Another point of differentiation for the company, according to Adler, is the continued emergence of its select-service business, which he touted as the “best in the country.” Adler emphasized the select-service business, which focuses primarily on the sale of limited service hotel portfolios and individual deals less than $20 million, has “grown dramatically” since being formed in 2005. “There’s more investor interest in select service than there’s ever been,” he said.
JLL expects overall transaction volume in the U.S., slightly up in 2012, to be approximately $16 billion. By way of comparison, in 2010 sales volume was at $11.6 billion, up dramatically from 2009 when it dipped to $2.1 billion. Adler noted that 2013 should have a slight uptick with a real spike coming in 2014 and 2015, when he predicts sales volume will “take off” and grow roughly 10% to 15% in the Americas. Adler noted, “One of the key factors motivating sellers will be the appreciation of hotel values in the coming years.”

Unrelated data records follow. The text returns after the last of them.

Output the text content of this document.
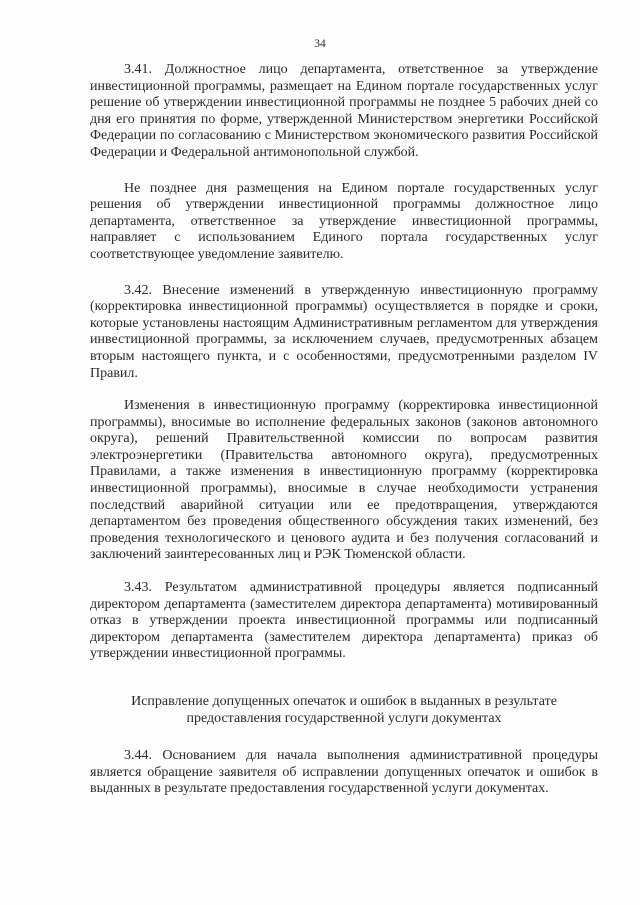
34

3.41. Должностное лицо департамента, ответственное за утверждение инвестиционной программы, размещает на Едином портале государственных услуг решение об утверждении инвестиционной программы не позднее 5 рабочих дней со дня его принятия по форме, утвержденной Министерством энергетики Российской Федерации по согласованию с Министерством экономического развития Российской Федерации и Федеральной антимонопольной службой.

Не позднее дня размещения на Едином портале государственных услуг решения об утверждении инвестиционной программы должностное лицо департамента, ответственное за утверждение инвестиционной программы, направляет с использованием Единого портала государственных услуг соответствующее уведомление заявителю.

3.42. Внесение изменений в утвержденную инвестиционную программу (корректировка инвестиционной программы) осуществляется в порядке и сроки, которые установлены настоящим Административным регламентом для утверждения инвестиционной программы, за исключением случаев, предусмотренных абзацем вторым настоящего пункта, и с особенностями, предусмотренными разделом IV Правил.

Изменения в инвестиционную программу (корректировка инвестиционной программы), вносимые во исполнение федеральных законов (законов автономного округа), решений Правительственной комиссии по вопросам развития электроэнергетики (Правительства автономного округа), предусмотренных Правилами, а также изменения в инвестиционную программу (корректировка инвестиционной программы), вносимые в случае необходимости устранения последствий аварийной ситуации или ее предотвращения, утверждаются департаментом без проведения общественного обсуждения таких изменений, без проведения технологического и ценового аудита и без получения согласований и заключений заинтересованных лиц и РЭК Тюменской области.

3.43. Результатом административной процедуры является подписанный директором департамента (заместителем директора департамента) мотивированный отказ в утверждении проекта инвестиционной программы или подписанный директором департамента (заместителем директора департамента) приказ об утверждении инвестиционной программы.

Исправление допущенных опечаток и ошибок в выданных в результате предоставления государственной услуги документах

3.44. Основанием для начала выполнения административной процедуры является обращение заявителя об исправлении допущенных опечаток и ошибок в выданных в результате предоставления государственной услуги документах.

Additionally, Adler expects a spike in property values. “They are slowly on the rise. It’s actually healthy to have slow steady growth instead of a hockey stick,” he said. He noted he expects more properties to come onto the market in 2013 and 2014 as the result of maturing CMBS loans and additional activity coming out of the special servicer market.
He is also bullish based on many of the fundamentals both within the industry and as they relate to financing. Within the industry, Adler noted, supply will continue to be muted and group business is on the upswing. Meanwhile, he anticipates cap rates remaining low and debt rates remaining favorable.
On another positive note, Adler maintains the consumer appetite for travel is higher. “It seems like the traveling public is a bit immune to stock market volatility and the European debt issues,” he said.
Adler mentioned other international markets as a key source of revenue, such as Hong Kong, Singapore, China, Dubai, and Abu Dhabi, where he noted he is “looking to bring investors in to the fold.” In terms of U.S. markets, he noted the company continues to focus on major U.S. markets such as New York, Washington, DC, Chicago, Los Angeles, San Francisco and Hawaii. While select-service will be particularly robust in Dallas, Houston, Kansas City and St. Louis.